To The Editor:
Halloween is over for another year, and the kids of St. Lawrence County are finishing up the last of their candy. While many parents are finding colorful candy wrappers under beds and in back packs as they are haunted by new, scarier apparitions of future dental bills, it could be worse. Kids may love to trick or treat on Halloween, but trickery is the favorite tactic of the tobacco industry all year long.
Tobacco companies use manipulative marketing tactics including displays of candy-colored cigarette packages, including actually adding candy flavors to the products themselves to entice new customers, especially youth. As St. Lawrence County Tobacco Program Coordinator, I am one of the many adults in this county who notices the tobacco displays and new flavored tobacco products in our local stores.
According to the Surgeon General, youth smoking is a pediatric epidemic and one of the primary factors is tobacco marketing. Tens of thousands of New York kids still begin smoking every year, which shouldnt be a surprise since the average retailer in the state has a colorful tobacco product display that is equivalent in size to more than 200 cigarette pack faces. Research shows that kids who shop at stores with tobacco marketing two or more times a week are more likely to start smoking.
At almost every convenience store or pharmacy in St. Lawrence County, kids are inundated with colorful tobacco displays surrounding the cash registers and tempted by cigarettes in candy-colored packages. The tobacco industry pays retailers to display tobacco products in these highly visible locations where youth are continually exposed.

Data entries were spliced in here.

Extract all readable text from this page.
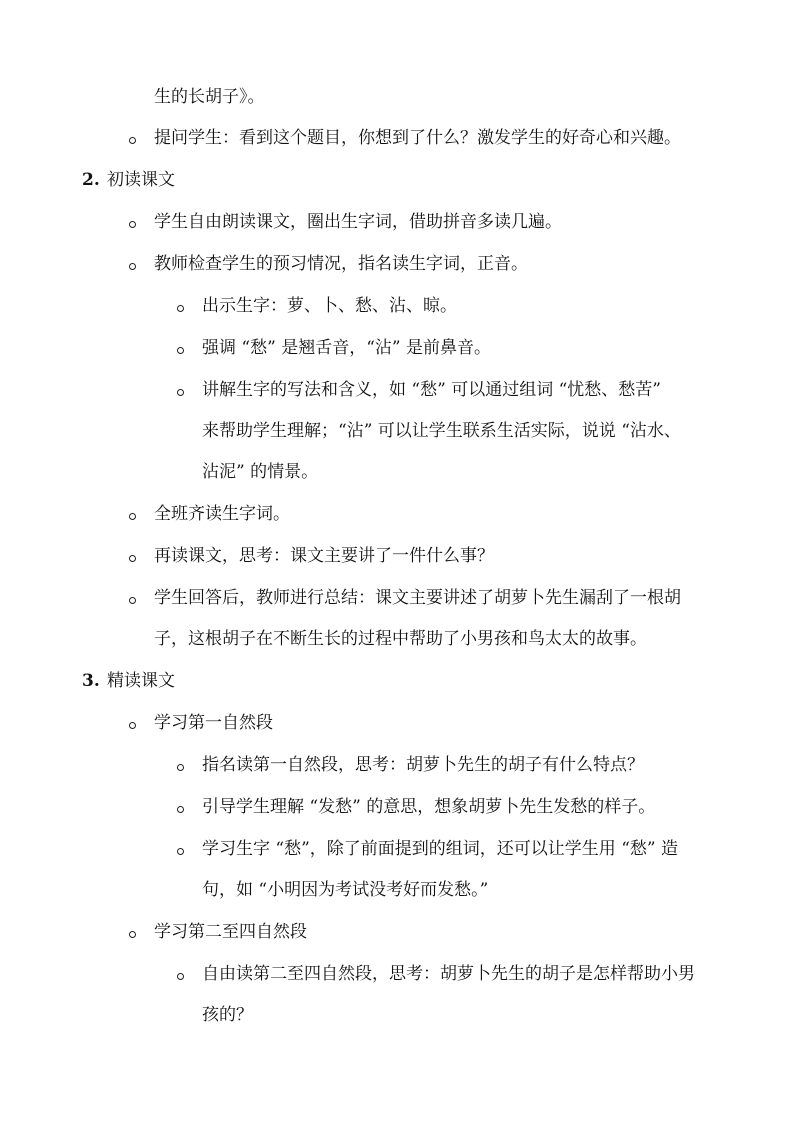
生的长胡子》。
提问学生：看到这个题目，你想到了什么？激发学生的好奇心和兴趣。
2. 初读课文
学生自由朗读课文，圈出生字词，借助拼音多读几遍。
教师检查学生的预习情况，指名读生字词，正音。
出示生字：萝、卜、愁、沾、晾。
强调 “愁” 是翘舌音，“沾” 是前鼻音。
讲解生字的写法和含义，如 “愁” 可以通过组词 “忧愁、愁苦”
来帮助学生理解；“沾” 可以让学生联系生活实际，说说 “沾水、
沾泥” 的情景。
全班齐读生字词。
再读课文，思考：课文主要讲了一件什么事？
学生回答后，教师进行总结：课文主要讲述了胡萝卜先生漏刮了一根胡
子，这根胡子在不断生长的过程中帮助了小男孩和鸟太太的故事。
3. 精读课文
学习第一自然段
指名读第一自然段，思考：胡萝卜先生的胡子有什么特点？
引导学生理解 “发愁” 的意思，想象胡萝卜先生发愁的样子。
学习生字 “愁”，除了前面提到的组词，还可以让学生用 “愁” 造
句，如 “小明因为考试没考好而发愁。”
学习第二至四自然段
自由读第二至四自然段，思考：胡萝卜先生的胡子是怎样帮助小男
孩的？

According to the Federal Trade Commission Cigarette Report for 2011, 90 percent of the tobacco industrys marketing expenditures went to price discounts and promotional allowances that make cigarettes more affordable and ensure prime retail space. Several communities across the nation have taken steps to protect kids from tobacco marketing including more than 70 municipalities in Massachusetts which have implemented laws to restrict the sale of tobacco in stores containing a pharmacy. This type of regulation makes sense, given the increasing number of health care services being offered there. Tobacco products have the unique distinction of being the most destructive legal consumer product on the market, leading to nearly a half million preventable deaths each year in the United States. State and local governments have the power to restrict or regulate the time, place, or manner (but not content) of tobacco marketing to prevent underage tobacco use.
No child should be tricked into using a product that kills half its long term users. We need to protect all kids from the everyday trickery right in our neighborhoods.